Jesus is the Commander, the King of kings and the Lord of lords, who will together with those in his command conquer all the armies arrayed against him.

The Gathered People of God

In a continuing motif of mightiness, Zechariah portrayed the people of God as victorious warriors, trampling and putting to shame all the enemies of God.

As Christians, it may be difficult reading for us today, bloody and violent, seemingly heartless and shallow to indulge in vengeful bloodlust against those who have victimized us. We know our Savior has called us to a different path, where we pray for those who persecute us, we willingly give what is demanded of us.

So let us instead read into these verses God’s reassurance of justice, that wrongs will be made right, that victims will be championed, that the cruel and vicious will be checked and ultimately dealt with in all righteousness.

For God, after reassuring God’s people of triumph in battle, then spoke of strengthening and saving.

I will strengthen the house of Judah,
    and I will save the house of Joseph.
I will bring them back because I have compassion on them,
    and they shall be as though I had not rejected them;
    for I am the Lord their God and I will answer them.

Then the people of Ephraim shall become like warriors,
    and their hearts shall be glad as with wine.
Their children shall see it and rejoice,
    their hearts shall exult in the Lord.

Zechariah 10:6-7 (NRSV)

This is, of course, God’s desire and the focus of God’s purposes.

I will signal for them and gather them in,
    for I have redeemed them,
    and they shall be as numerous as they were before.

Zechariah 10:8 (NRSV)

That signal was the whistle beekeepers used to draw the bees back to their hive, evocative to the people of Israel, for the Land of Milk and Honey was renowned for its beehives. (Scholarship supports beekeeping was women’s work in antiquity, and indeed throughout history. If so, then God used imagery they would particularly understand).
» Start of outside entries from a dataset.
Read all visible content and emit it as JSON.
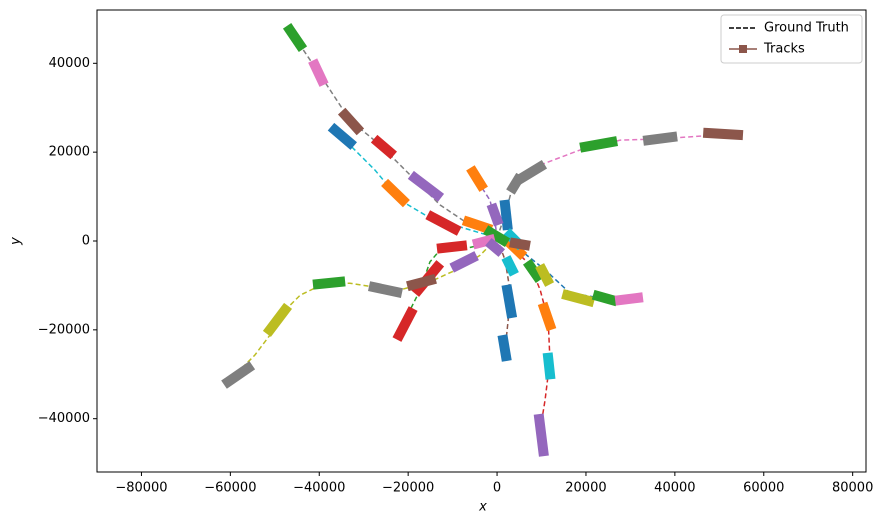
{
  "chart_data": {
    "type": "trajectory",
    "x_label": "x",
    "y_label": "y",
    "xlim": [
      -90000,
      83000
    ],
    "ylim": [
      -52000,
      52000
    ],
    "xticks": [
      {
        "value": -80000,
        "label": "−80000"
      },
      {
        "value": -60000,
        "label": "−60000"
      },
      {
        "value": -40000,
        "label": "−40000"
      },
      {
        "value": -20000,
        "label": "−20000"
      },
      0,
      20000,
      40000,
      60000,
      80000
    ],
    "yticks": [
      {
        "value": -40000,
        "label": "−40000"
      },
      {
        "value": -20000,
        "label": "−20000"
      },
      0,
      20000,
      40000
    ],
    "legend": {
      "position": "upper right",
      "entries": [
        {
          "label": "Ground Truth",
          "color": "#000000",
          "style": "dashed"
        },
        {
          "label": "Tracks",
          "color": "#8c564b",
          "marker": "square"
        }
      ]
    },
    "ground_truth": [
      {
        "color": "#7f7f7f",
        "x": [
          -46600,
          -39800,
          -33100,
          -26300,
          -19600,
          -12800,
          -6100,
          0
        ],
        "y": [
          47500,
          37400,
          27200,
          21600,
          14900,
          8100,
          3600,
          700
        ]
      },
      {
        "color": "#17becf",
        "x": [
          -36500,
          -33100,
          -27500,
          -21800,
          -15100,
          -6100,
          0
        ],
        "y": [
          25000,
          21600,
          16000,
          9200,
          5200,
          2500,
          700
        ]
      },
      {
        "color": "#7f7f7f",
        "x": [
          0,
          1800,
          3600,
          7400,
          9700
        ],
        "y": [
          700,
          5900,
          12600,
          15500,
          17100
        ]
      },
      {
        "color": "#e377c2",
        "x": [
          9700,
          18700,
          27700,
          36700,
          45700,
          54700
        ],
        "y": [
          17100,
          20500,
          22700,
          23000,
          23600,
          24100
        ]
      },
      {
        "color": "#2ca02c",
        "x": [
          0,
          -3800,
          -8300,
          -12800,
          -15100,
          -17300,
          -20700,
          -21800
        ],
        "y": [
          700,
          -900,
          -2000,
          -2000,
          -4700,
          -11000,
          -17800,
          -21200
        ]
      },
      {
        "color": "#bcbd22",
        "x": [
          0,
          -3800,
          -8300,
          -15100,
          -21800,
          -27500,
          -33100,
          -38700,
          -44300,
          -48800,
          -51100,
          -54500,
          -60100
        ],
        "y": [
          700,
          -3200,
          -6100,
          -9200,
          -11000,
          -10400,
          -9500,
          -9500,
          -12200,
          -16700,
          -21200,
          -25700,
          -31300
        ]
      },
      {
        "color": "#1f77b4",
        "x": [
          0,
          5200,
          10800,
          16400,
          23200,
          29900
        ],
        "y": [
          700,
          -2000,
          -6500,
          -11700,
          -12800,
          -13300
        ]
      },
      {
        "color": "#8c564b",
        "x": [
          0,
          1800,
          2900,
          2500,
          1800
        ],
        "y": [
          700,
          -4300,
          -11000,
          -17800,
          -24500
        ]
      },
      {
        "color": "#d62728",
        "x": [
          2900,
          7400,
          9700,
          11500,
          11900,
          10800,
          9700,
          9700
        ],
        "y": [
          -900,
          -5400,
          -11000,
          -17800,
          -26800,
          -35800,
          -42600,
          -47500
        ]
      },
      {
        "color": "#9467bd",
        "x": [
          0,
          -500,
          -1600,
          -3800,
          -5000
        ],
        "y": [
          700,
          4700,
          9200,
          12600,
          15500
        ]
      }
    ],
    "tracks": [
      {
        "color": "#2ca02c",
        "x": [
          -46600,
          -44300
        ],
        "y": [
          47500,
          44100
        ]
      },
      {
        "color": "#e377c2",
        "x": [
          -41000,
          -39400
        ],
        "y": [
          39600,
          36200
        ]
      },
      {
        "color": "#8c564b",
        "x": [
          -34200,
          -31500
        ],
        "y": [
          28400,
          25400
        ]
      },
      {
        "color": "#d62728",
        "x": [
          -26800,
          -24100
        ],
        "y": [
          22300,
          20000
        ]
      },
      {
        "color": "#9467bd",
        "x": [
          -18500,
          -13500
        ],
        "y": [
          14200,
          10400
        ]
      },
      {
        "color": "#1f77b4",
        "x": [
          -36500,
          -33100
        ],
        "y": [
          25000,
          22100
        ]
      },
      {
        "color": "#ff7f0e",
        "x": [
          -24500,
          -21200
        ],
        "y": [
          12400,
          9200
        ]
      },
      {
        "color": "#d62728",
        "x": [
          -14600,
          -9500
        ],
        "y": [
          5400,
          2700
        ]
      },
      {
        "color": "#ff7f0e",
        "x": [
          -6500,
          -2300
        ],
        "y": [
          4300,
          2900
        ]
      },
      {
        "color": "#7f7f7f",
        "x": [
          3600,
          4700
        ],
        "y": [
          12000,
          13800
        ]
      },
      {
        "color": "#7f7f7f",
        "x": [
          5600,
          9700
        ],
        "y": [
          14200,
          16700
        ]
      },
      {
        "color": "#2ca02c",
        "x": [
          19800,
          25900
        ],
        "y": [
          21200,
          22300
        ]
      },
      {
        "color": "#7f7f7f",
        "x": [
          34000,
          39400
        ],
        "y": [
          22700,
          23400
        ]
      },
      {
        "color": "#8c564b",
        "x": [
          47500,
          54200
        ],
        "y": [
          24300,
          23900
        ]
      },
      {
        "color": "#d62728",
        "x": [
          -12400,
          -7900
        ],
        "y": [
          -1600,
          -1100
        ]
      },
      {
        "color": "#d62728",
        "x": [
          -17700,
          -13500
        ],
        "y": [
          -11000,
          -5900
        ]
      },
      {
        "color": "#d62728",
        "x": [
          -22000,
          -19400
        ],
        "y": [
          -21200,
          -16200
        ]
      },
      {
        "color": "#9467bd",
        "x": [
          -9200,
          -5600
        ],
        "y": [
          -5600,
          -3800
        ]
      },
      {
        "color": "#8c564b",
        "x": [
          -19100,
          -14900
        ],
        "y": [
          -9900,
          -8800
        ]
      },
      {
        "color": "#7f7f7f",
        "x": [
          -27700,
          -22500
        ],
        "y": [
          -10400,
          -11500
        ]
      },
      {
        "color": "#2ca02c",
        "x": [
          -40300,
          -35300
        ],
        "y": [
          -9700,
          -9200
        ]
      },
      {
        "color": "#bcbd22",
        "x": [
          -51100,
          -47700
        ],
        "y": [
          -20000,
          -15500
        ]
      },
      {
        "color": "#7f7f7f",
        "x": [
          -60500,
          -56000
        ],
        "y": [
          -31700,
          -28600
        ]
      },
      {
        "color": "#2ca02c",
        "x": [
          7400,
          9000
        ],
        "y": [
          -5600,
          -7900
        ]
      },
      {
        "color": "#bcbd22",
        "x": [
          10100,
          11300
        ],
        "y": [
          -6500,
          -8800
        ]
      },
      {
        "color": "#bcbd22",
        "x": [
          15800,
          20700
        ],
        "y": [
          -12200,
          -13500
        ]
      },
      {
        "color": "#2ca02c",
        "x": [
          22700,
          25900
        ],
        "y": [
          -12400,
          -13300
        ]
      },
      {
        "color": "#e377c2",
        "x": [
          27700,
          31700
        ],
        "y": [
          -13300,
          -12800
        ]
      },
      {
        "color": "#17becf",
        "x": [
          2500,
          3400
        ],
        "y": [
          -4700,
          -6500
        ]
      },
      {
        "color": "#1f77b4",
        "x": [
          2300,
          3200
        ],
        "y": [
          -11000,
          -16200
        ]
      },
      {
        "color": "#1f77b4",
        "x": [
          1400,
          2000
        ],
        "y": [
          -22300,
          -25900
        ]
      },
      {
        "color": "#ff7f0e",
        "x": [
          2900,
          5200
        ],
        "y": [
          -500,
          -2700
        ]
      },
      {
        "color": "#ff7f0e",
        "x": [
          10600,
          11900
        ],
        "y": [
          -15100,
          -18900
        ]
      },
      {
        "color": "#17becf",
        "x": [
          11500,
          11900
        ],
        "y": [
          -26300,
          -30000
        ]
      },
      {
        "color": "#9467bd",
        "x": [
          9500,
          10400
        ],
        "y": [
          -40100,
          -47300
        ]
      },
      {
        "color": "#1f77b4",
        "x": [
          1800,
          2300
        ],
        "y": [
          8100,
          3600
        ]
      },
      {
        "color": "#ff7f0e",
        "x": [
          -5400,
          -3600
        ],
        "y": [
          15500,
          12600
        ]
      },
      {
        "color": "#9467bd",
        "x": [
          -900,
          0
        ],
        "y": [
          7200,
          4700
        ]
      },
      {
        "color": "#17becf",
        "x": [
          2900,
          4700
        ],
        "y": [
          1300,
          -500
        ]
      },
      {
        "color": "#2ca02c",
        "x": [
          -1600,
          1400
        ],
        "y": [
          2000,
          200
        ]
      },
      {
        "color": "#e377c2",
        "x": [
          -4300,
          -1600
        ],
        "y": [
          -500,
          200
        ]
      },
      {
        "color": "#9467bd",
        "x": [
          -1100,
          200
        ],
        "y": [
          -900,
          -2000
        ]
      },
      {
        "color": "#8c564b",
        "x": [
          4000,
          6300
        ],
        "y": [
          -500,
          -900
        ]
      }
    ]
  }
}
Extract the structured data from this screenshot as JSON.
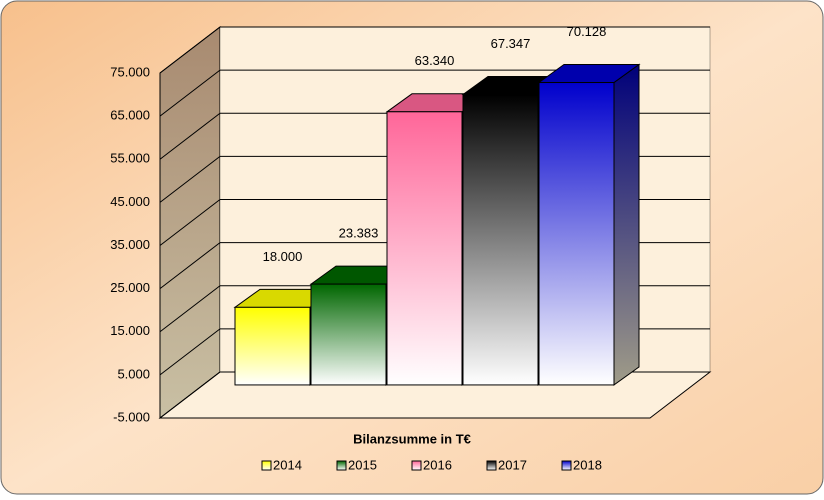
{
  "chart_data": {
    "type": "bar3d",
    "x_label": "Bilanzsumme in T€",
    "categories": [
      "2014",
      "2015",
      "2016",
      "2017",
      "2018"
    ],
    "values": [
      18000,
      23383,
      63340,
      67347,
      70128
    ],
    "value_labels": [
      "18.000",
      "23.383",
      "63.340",
      "67.347",
      "70.128"
    ],
    "colors": [
      "#ffff00",
      "#006600",
      "#ff6699",
      "#000000",
      "#0000cc"
    ],
    "ylim": [
      -5000,
      75000
    ],
    "yticks": [
      {
        "value": -5000,
        "label": "-5.000"
      },
      {
        "value": 5000,
        "label": "5.000"
      },
      {
        "value": 15000,
        "label": "15.000"
      },
      {
        "value": 25000,
        "label": "25.000"
      },
      {
        "value": 35000,
        "label": "35.000"
      },
      {
        "value": 45000,
        "label": "45.000"
      },
      {
        "value": 55000,
        "label": "55.000"
      },
      {
        "value": 65000,
        "label": "65.000"
      },
      {
        "value": 75000,
        "label": "75.000"
      }
    ],
    "grid": true,
    "legend": "bottom"
  }
}
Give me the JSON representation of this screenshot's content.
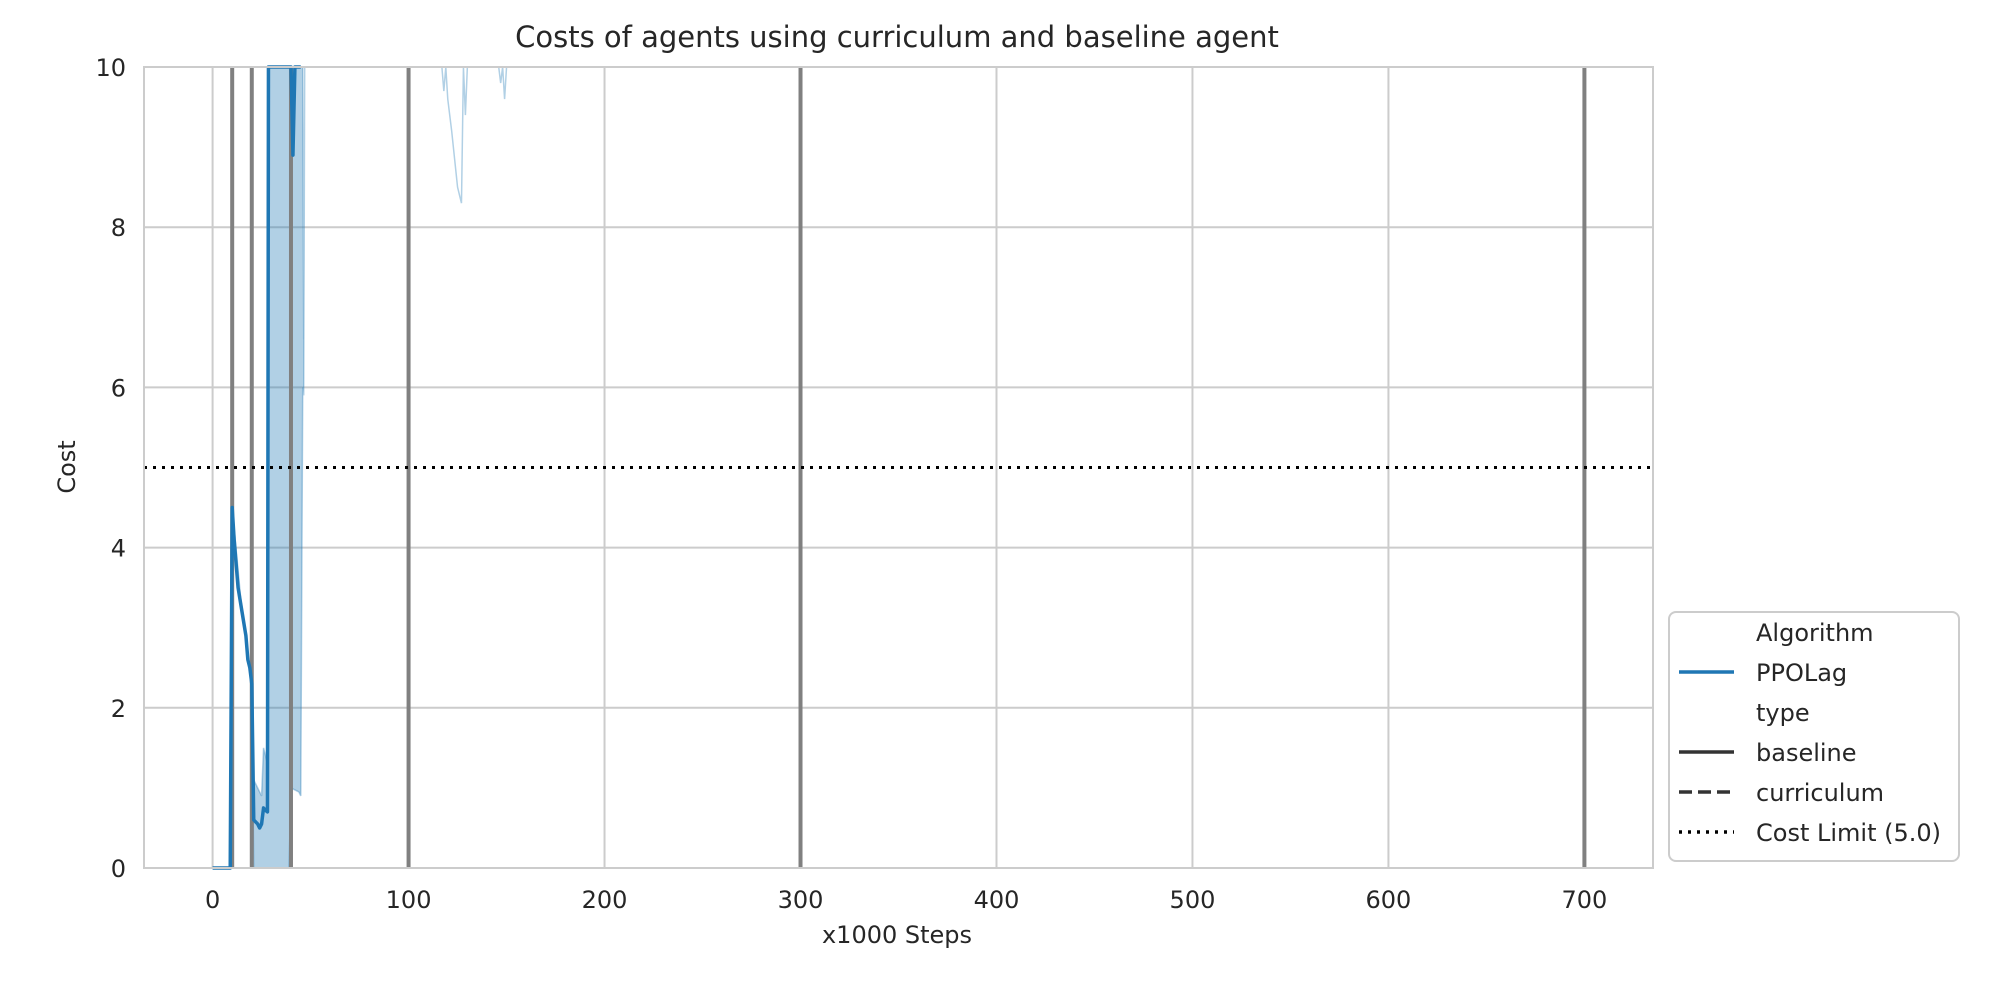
{
  "chart_data": {
    "type": "line",
    "title": "Costs of agents using curriculum and baseline agent",
    "xlabel": "x1000 Steps",
    "ylabel": "Cost",
    "xlim": [
      -35,
      735
    ],
    "ylim": [
      0,
      10
    ],
    "x_ticks": [
      0,
      100,
      200,
      300,
      400,
      500,
      600,
      700
    ],
    "y_ticks": [
      0,
      2,
      4,
      6,
      8,
      10
    ],
    "grid": true,
    "legend_position": "outside-lower-right",
    "colors": {
      "series": "#1f77b4",
      "band": "#1f77b4",
      "vertical_markers": "#808080",
      "cost_limit": "#000000",
      "grid": "#cccccc",
      "style_key": "#333333"
    },
    "vertical_markers_x": [
      10,
      20,
      40,
      100,
      300,
      700
    ],
    "cost_limit": 5.0,
    "series": [
      {
        "name": "PPOLag",
        "type": "baseline",
        "line_style": "solid",
        "points": [
          [
            0,
            0
          ],
          [
            5,
            0
          ],
          [
            9,
            0
          ],
          [
            10,
            4.5
          ],
          [
            11,
            4.1
          ],
          [
            13,
            3.5
          ],
          [
            15,
            3.2
          ],
          [
            17,
            2.9
          ],
          [
            18,
            2.6
          ],
          [
            19,
            2.5
          ],
          [
            20,
            2.3
          ],
          [
            21,
            0.6
          ],
          [
            23,
            0.55
          ],
          [
            24,
            0.5
          ],
          [
            25,
            0.55
          ],
          [
            26,
            0.75
          ],
          [
            27,
            0.72
          ],
          [
            28,
            0.7
          ],
          [
            28.5,
            10
          ],
          [
            30,
            10
          ],
          [
            40,
            10
          ],
          [
            41,
            8.9
          ],
          [
            42,
            10
          ],
          [
            45,
            10
          ]
        ],
        "band": [
          [
            0,
            0,
            0
          ],
          [
            9,
            0,
            0
          ],
          [
            10,
            4.5,
            4.5
          ],
          [
            15,
            3.2,
            3.2
          ],
          [
            20,
            2.3,
            2.3
          ],
          [
            21,
            1.1,
            0
          ],
          [
            25,
            0.9,
            0
          ],
          [
            26,
            1.5,
            0
          ],
          [
            27,
            1.4,
            0
          ],
          [
            28,
            1.3,
            0
          ],
          [
            28.5,
            10,
            0
          ],
          [
            39,
            10,
            0
          ],
          [
            40,
            10,
            1.0
          ],
          [
            44,
            10,
            0.95
          ],
          [
            45,
            10,
            0.9
          ],
          [
            46,
            10,
            6.0
          ],
          [
            46.5,
            6.6,
            5.9
          ],
          [
            47,
            10,
            10
          ],
          [
            117,
            10,
            10
          ],
          [
            118,
            9.7,
            9.7
          ],
          [
            119,
            10,
            10
          ],
          [
            120,
            9.6,
            9.6
          ],
          [
            122,
            9.2,
            9.2
          ],
          [
            125,
            8.5,
            8.5
          ],
          [
            126,
            8.4,
            8.4
          ],
          [
            127,
            8.3,
            8.3
          ],
          [
            128,
            10,
            10
          ],
          [
            129,
            9.4,
            9.4
          ],
          [
            130,
            10,
            10
          ],
          [
            146,
            10,
            10
          ],
          [
            147,
            9.8,
            9.8
          ],
          [
            148,
            10,
            10
          ],
          [
            149,
            9.6,
            9.6
          ],
          [
            150,
            10,
            10
          ]
        ]
      }
    ],
    "legend": {
      "items": [
        {
          "label": "Algorithm",
          "style": "header"
        },
        {
          "label": "PPOLag",
          "style": "series"
        },
        {
          "label": "type",
          "style": "header"
        },
        {
          "label": "baseline",
          "style": "solid"
        },
        {
          "label": "curriculum",
          "style": "dashed"
        },
        {
          "label": "Cost Limit (5.0)",
          "style": "dotted"
        }
      ]
    }
  }
}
Gathering Honey, Tomb of Rekhmire | Nina M. Davies, CC0, via Wikimedia Commons

The gathering Zechariah described did happen in part, as many exiles returned to Jerusalem to rebuild the temple and repair the holy city’s ramparts.

A greater fulfillment came in 1948, when Israel was restored as a nation, twenty centuries after it had been utterly destroyed. Today, millions of those with Jewish heritage have made thereעֲלִיָּה‎ aliyah, their “ascent” to Zion, the holy land of God.

But the complete fulfillment will be found in a time still future to us.

I will bring them home from the land of Egypt,
    and gather them from Assyria;
I will bring them to the land of Gilead and to Lebanon,
    until there is no room for them.


They shall pass through the sea of distress,
    and the waves of the sea shall be struck down,
    and all the depths of the Nile dried up.
The pride of Assyria shall be laid low,
    and the scepter of Egypt shall depart.


I will make them strong in the Lord,
    and they shall walk in [God’s] name,
says the Lord.

Zechariah 10:10-12

Detail of a Bee Hieroglyph from the tomb complex of Senusret I, from his “Sedge and Bee” title-(“Nesu-Bity”).